SEIN Wille geschieht

„Das Kreuz“ krönt Sigrid Undsets Romantrilogie „Kristin Lavranstochter“

Von Günter HelmesRSS-Newsfeed neuer Artikel von Günter Helmes

Besprochene Bücher / Literaturhinweise

Auf literaturkritik.de wurden die ersten beiden Bände Der Kranz (Kransen, 1920) und Die Frau (Husfrue, 1921) von Sigrid Undsets in der ersten Hälfte des 14. Jahrhunderts spielender, von großer Fabulierlust und selbstsicherem Erzählen zeugender Romantrilogie Kristin Lavranstocher ausführlich vorgestellt. Diese Romantrilogie, jetzt neu und wohl erstmals „aus dem norwegischen Original“ übersetzt von Gabriele Haefs und in allen drei Bänden mit einem hilfreichen Glossar versehen, legte den Grundstein für die Verleihung des Literaturnobelpreises an Undset im Jahre 1928.

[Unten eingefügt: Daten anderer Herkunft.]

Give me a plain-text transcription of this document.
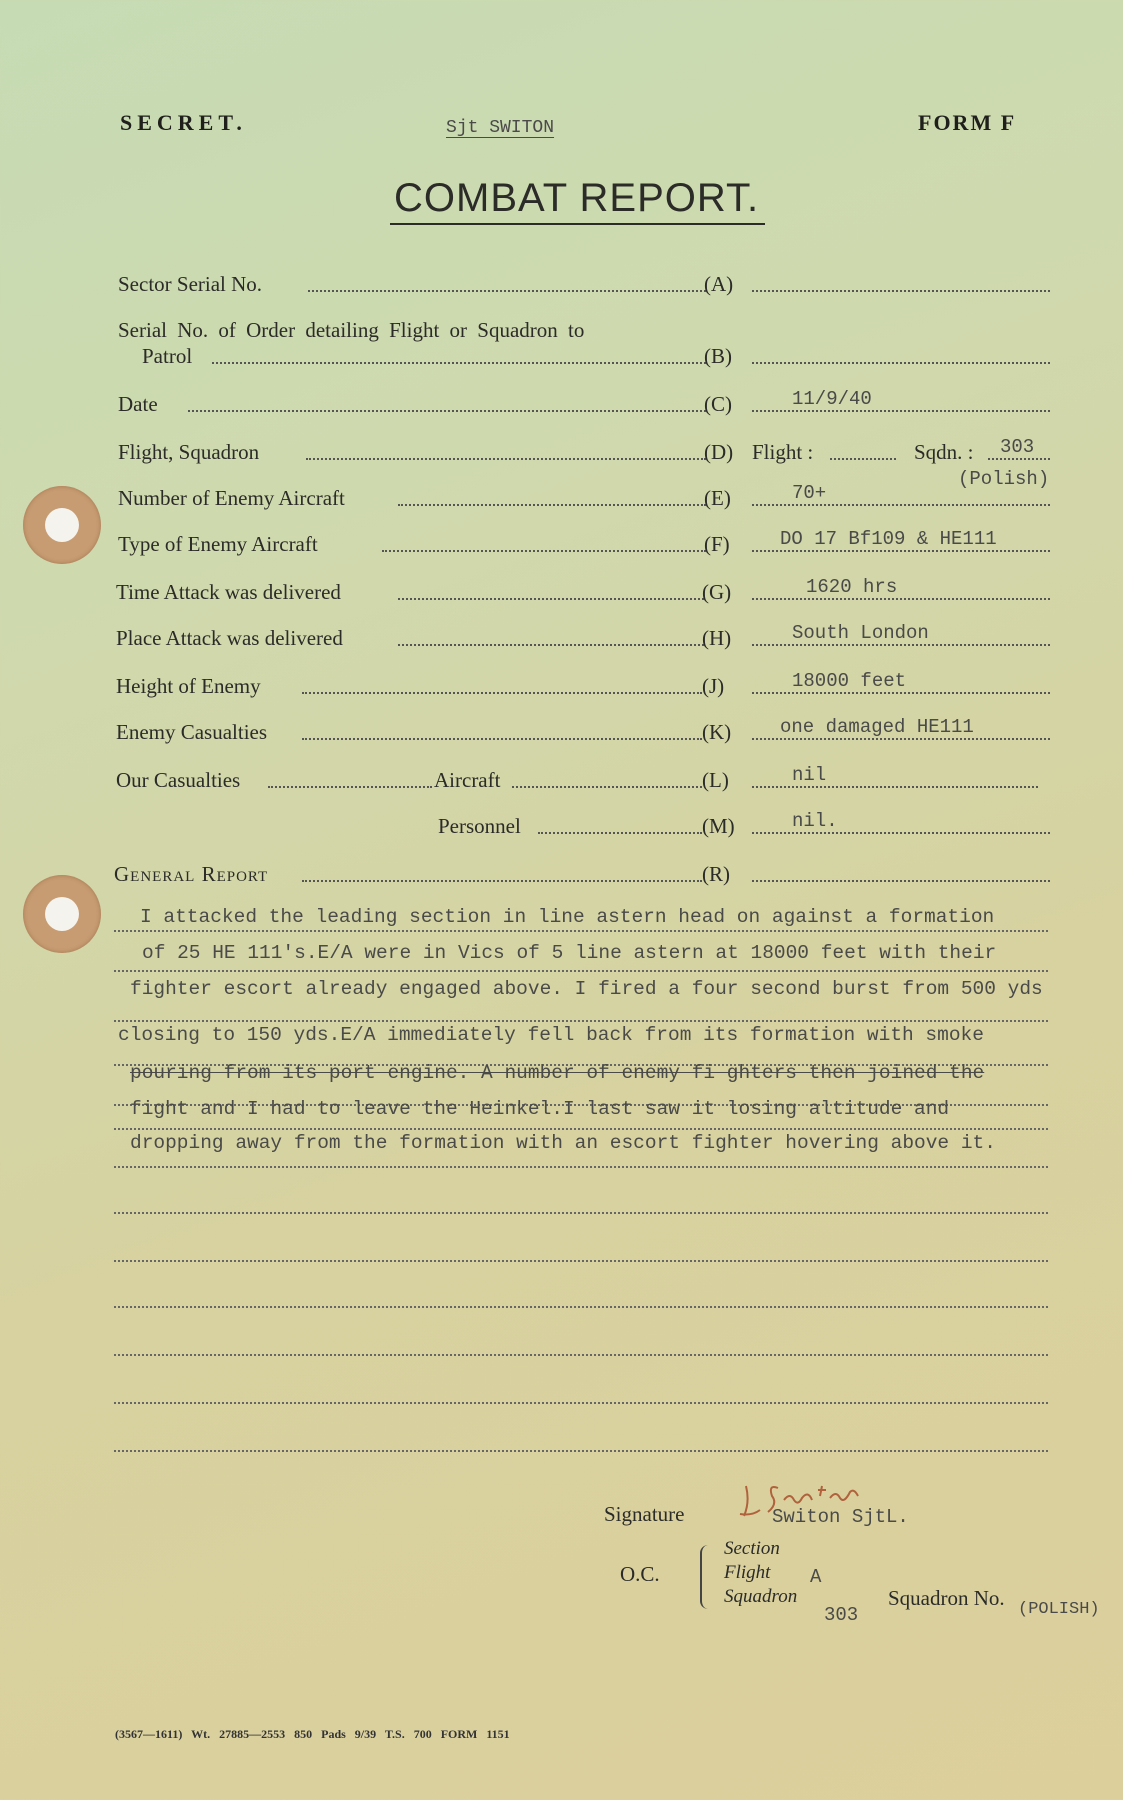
SECRET.	Sjt SWITON	FORM F
COMBAT REPORT.
Sector Serial No.	(A)
Serial No. of Order detailing Flight or Squadron to
Patrol	(B)
Date	(C)	11/9/40
Flight, Squadron	(D) Flight :	Sqdn. : 303
(Polish)
Number of Enemy Aircraft	(E)	70+
Type of Enemy Aircraft	(F)	DO 17 Bf109 & HE111
Time Attack was delivered	(G)	1620 hrs
Place Attack was delivered	(H)	South London
Height of Enemy	(J)	18000 feet
Enemy Casualties	(K)	one damaged HE111
Our Casualties	Aircraft	(L)	nil
Personnel	(M)	nil.
General Report	(R)
I attacked the leading section in line astern head on against a formation
of 25 HE 111's.E/A were in Vics of 5 line astern at 18000 feet with their
fighter escort already engaged above. I fired a four second burst from 500 yds
closing to 150 yds.E/A immediately fell back from its formation with smoke
pouring from its port engine. A number of enemy fi ghters then joined the
fight and I had to leave the Heinkel.I last saw it losing altitude and
dropping away from the formation with an escort fighter hovering above it.
Signature	Switon SjtL.
O.C.
Section
Flight A
Squadron
303
Squadron No. (POLISH)
(3567—1611) Wt. 27885—2553 850 Pads 9/39 T.S. 700 FORM 1151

Zur Charakterisierung und Einordnung des nun vorgelegten dritten Bandes Das Kreuz (Korset, 1922) sei auf die Besprechungen der ersten beiden Bände verwiesen. Diese heben u.a. Undsets Kunst der Natur- und Landschaftsschilderung hervor und stellen den Figuren-, Orte-, Handlungs- und Detailreichtum der eposhaften Werke in historischen, gesellschaftlichen und (alltags)kulturellen Belangen heraus. Sie charakterisieren diese Werke als Amalgam aus Familiensaga, Liebesroman, historischem und Gesellschaftsroman und betonen, dass im historischen Gewand auch aktuelle Probleme (des frühen 20. Jahrhunderts) wie Liebe, Ehe und Emanzipation im Spannungsfeld zwischen eigenem Wollen, gesellschaftlichen Regeln, kirchlichen Normen und Glaube verhandelt werden.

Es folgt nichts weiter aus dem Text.